Kalau kami datang mengunjungi keluarga Mas Untung, bukan main mereka senangnya, karena sangat jarang orang Indonesia berdiam di daerah ini. Ini daerah perbatasan Holland-Belgique, sangat terpencil dari masarakat Indonesia, tetapi samasekali bukanlah daerah mati. Seperti kebiasaan di mana-mana, daerah dekat perbatasan selalu ramai dan lalulintas selalu sibuk padat. Yang kukatakan sepi itu adalah dari masarakat Indonesia, boleh dikatakan tak ada masarakat Indonesia di daerah ini, atau sangat-sangat jarang. Tetapi pasal dan perkara orang makan, orang Belanda itu sangat tergila-gila akan masakan Indonesia! Karena itu kalau ada orang Belanda makan di resto kami di Paris, kami sudah pasang kuda-kuda dalam hati, sebab mereka sangat tahu dan menguasai rasa masakan Indonesia. Sedangkan pelanggan kami yang mayoritasnya orang Prancis, tak begitu perduli dengan rasa asli atau tidaknya, yang penting enak! Jadi, nah ini lucunya, bila ada tamu Belanda, kami lalu agak ada rasa dag-dig-dug dalam hati, kuatir dan sedikit cemas, bagaikan ada guru sedang mengawasi murid,- tapi ini dulu, lho, sekarang sih nggak lagi!

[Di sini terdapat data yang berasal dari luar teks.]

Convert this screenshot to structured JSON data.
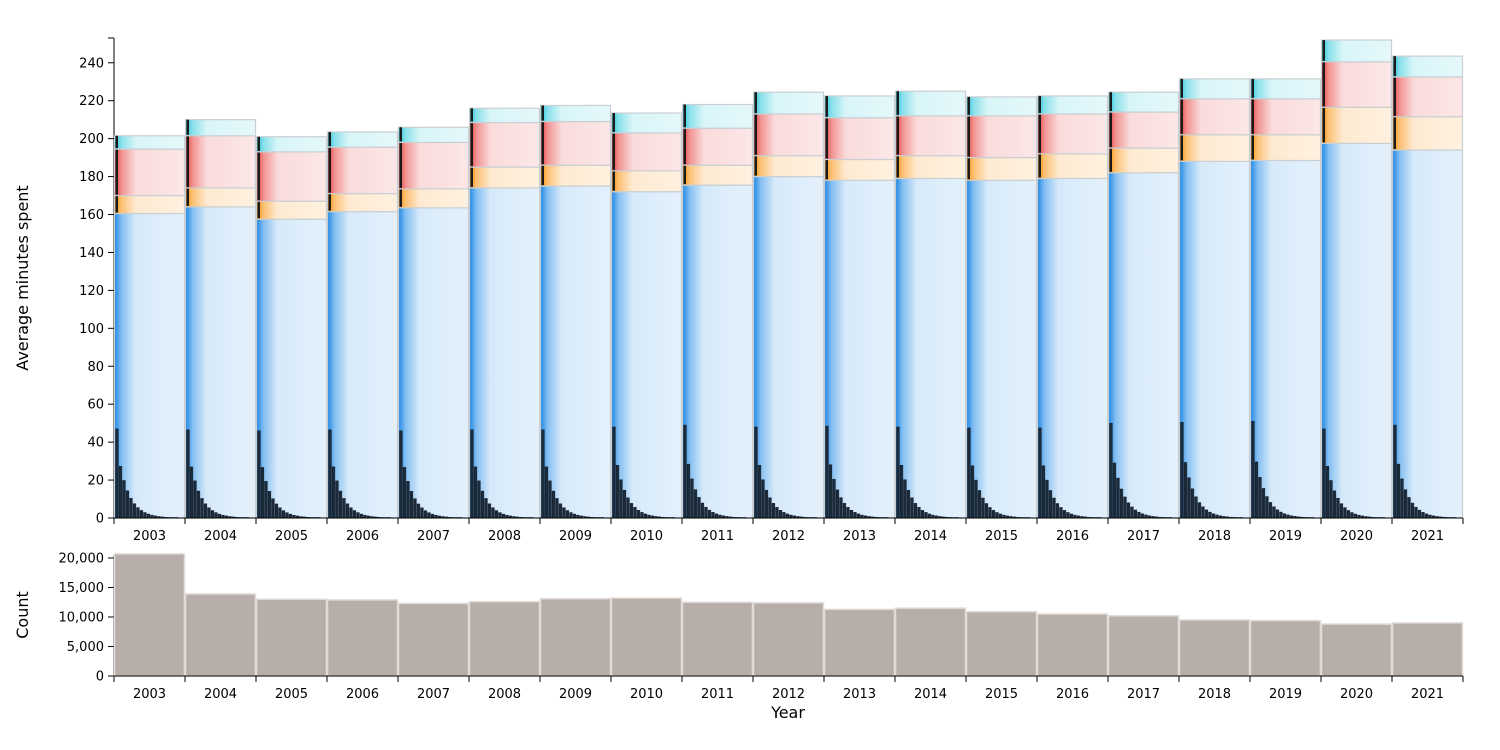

Ketika kami ngobrol agak santai, terceruak juga perasaan Mas Untung. Bekerja cara begini, memang sangat capek dan melelahkan. Habis waktu, habis tenaga, kurang dengan keluarga, padahal keuangan tidak juga bertambah kaya. Yang kaya selalu majikan, pemilik resto, Tuan Meijer. Ada terbersit bagaimana kalau kita atau kami mendirikan resto lain. Soal tukang-masak, chef-kok, ada Mas Untung yang keakhliannya, diplomanya, sah dan resmi dan sudah didukung oleh pengalamannya selama belasan tahun ini. Agak berpikir panjang juga aku dibuatnya oleh masukan ide barunya ini. Tetapi sungguh pandai dan cerdik Tuan Meijer itu. Dalam kontrak-kerja ada dituliskan, kalau Mas Untung mau membuka resto sendiri, haruslah jauh jaraknya dengan resto kepunyaan Tuan Meijer, paling sedikit 50 km jaraknya! Soal jarak beginipun masih disebut-sebut dalam kontrak, keterlaluan, tetapi inilah hukum,inilah undang-undang dan peraturan yang harus ditaati. Kalau tidak, hukuman dan pengadilan sudah menganga buat melahap si pelanggar!

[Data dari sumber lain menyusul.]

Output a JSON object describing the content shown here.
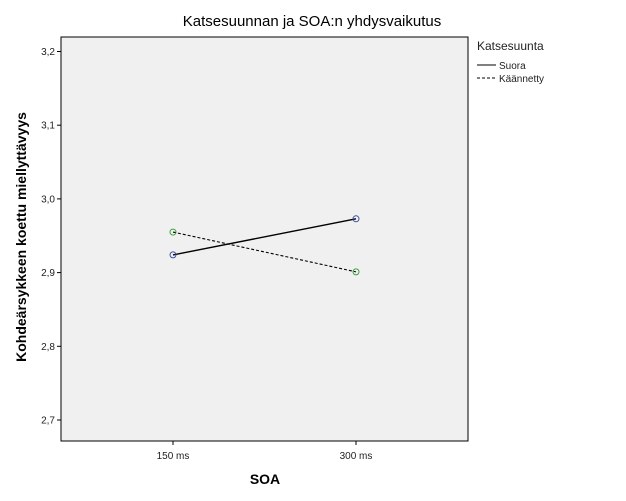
{
  "chart_data": {
    "type": "line",
    "title": "Katsesuunnan ja SOA:n yhdysvaikutus",
    "xlabel": "SOA",
    "ylabel": "Kohdeärsykkeen koettu miellyttävyys",
    "categories": [
      "150 ms",
      "300 ms"
    ],
    "ylim": [
      2.65,
      3.25
    ],
    "yticks": [
      2.7,
      2.8,
      2.9,
      3.0,
      3.1,
      3.2
    ],
    "ytick_labels": [
      "2,7",
      "2,8",
      "2,9",
      "3,0",
      "3,1",
      "3,2"
    ],
    "grid": false,
    "legend": {
      "title": "Katsesuunta",
      "placement": "right"
    },
    "series": [
      {
        "name": "Suora",
        "values": [
          2.924,
          2.973
        ],
        "line_style": "solid",
        "line_color": "#000000",
        "marker_color": "#3b4fa0"
      },
      {
        "name": "Käännetty",
        "values": [
          2.955,
          2.901
        ],
        "line_style": "dashed",
        "line_color": "#000000",
        "marker_color": "#3aa03a"
      }
    ],
    "colors": {
      "plot_background": "#f0f0f0",
      "frame": "#000000"
    }
  }
}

Jadi kalau mau buka resto harus di kota lain yang jauhnya lebih dari 50 km, tapi itupun tak soal. Yang sangat soal yalah : dananya, uangnya, modalnya! Lalu tenaganya, tenaga kerjanya. Mencari tenaga kerja memang mudah, tetapi mencari dan mendapatkan tenaga kerja yang benar-benar bisa dipercayai dan diandalkan, bukan main sulitnya. Buktinya kami hadapi dalam kehidupan "ber-resto" selama belasan tahun ini, bersama Mas Untung. Dalam kartu nama Mas Untung tertera nama : UNTUNG - GUUS GELUK, artinya serba untung, gelukkig, beruntung. Dan memang Mas Untung itu sangat beruntung, isterinya Dewi, betul-betul Dewi yang sangat setia mendampingi Mas Untung, yang selalu tertawa, senyum, terbuka dan sangat ramah tamah. Kukira yang tak kurang beruntungya yalah Tuan Meijer, pemilik dua resto BUNGA MELATI itu dan kudengar kabar akan membuka lagi cabang lainnya, artinya akan ada tiga resto. Tuan Meijer mungkin lebih beruntung dari Mas Untung sendiri. Aku yang punya pikiran rasa kasihan pada keluarga Mas Untung, selalu "menghasut" agar minta naikkan gaji! Karena dari kerja mati-matian ini, capek-lelah-kepleh, dan kurang waktu buat menyirami pepohonan-keluarga beruntung ini, sudah semestinya punya hak minta naikkan gaji, minta fasilitas ini itu. Pemasukan keuangan buat Tuan Maijer luarbiasa, tetapi tambahan kerja ekstra Mas Untung juga luarbiasa banyaknya, sangat tak sesuai dengan gajinya yang menghasilkan pemasukan keuangan buat Tuan Meijer bagaikan sumber air yang mengalir sangat derasnya. Terkadang ada rasa sangat sayang bercampur geram pada Mas Untung teman akrabku ini, mbok berani mengajukan permintaan yang memang sewajarnya, yang sudah menjadi haknya!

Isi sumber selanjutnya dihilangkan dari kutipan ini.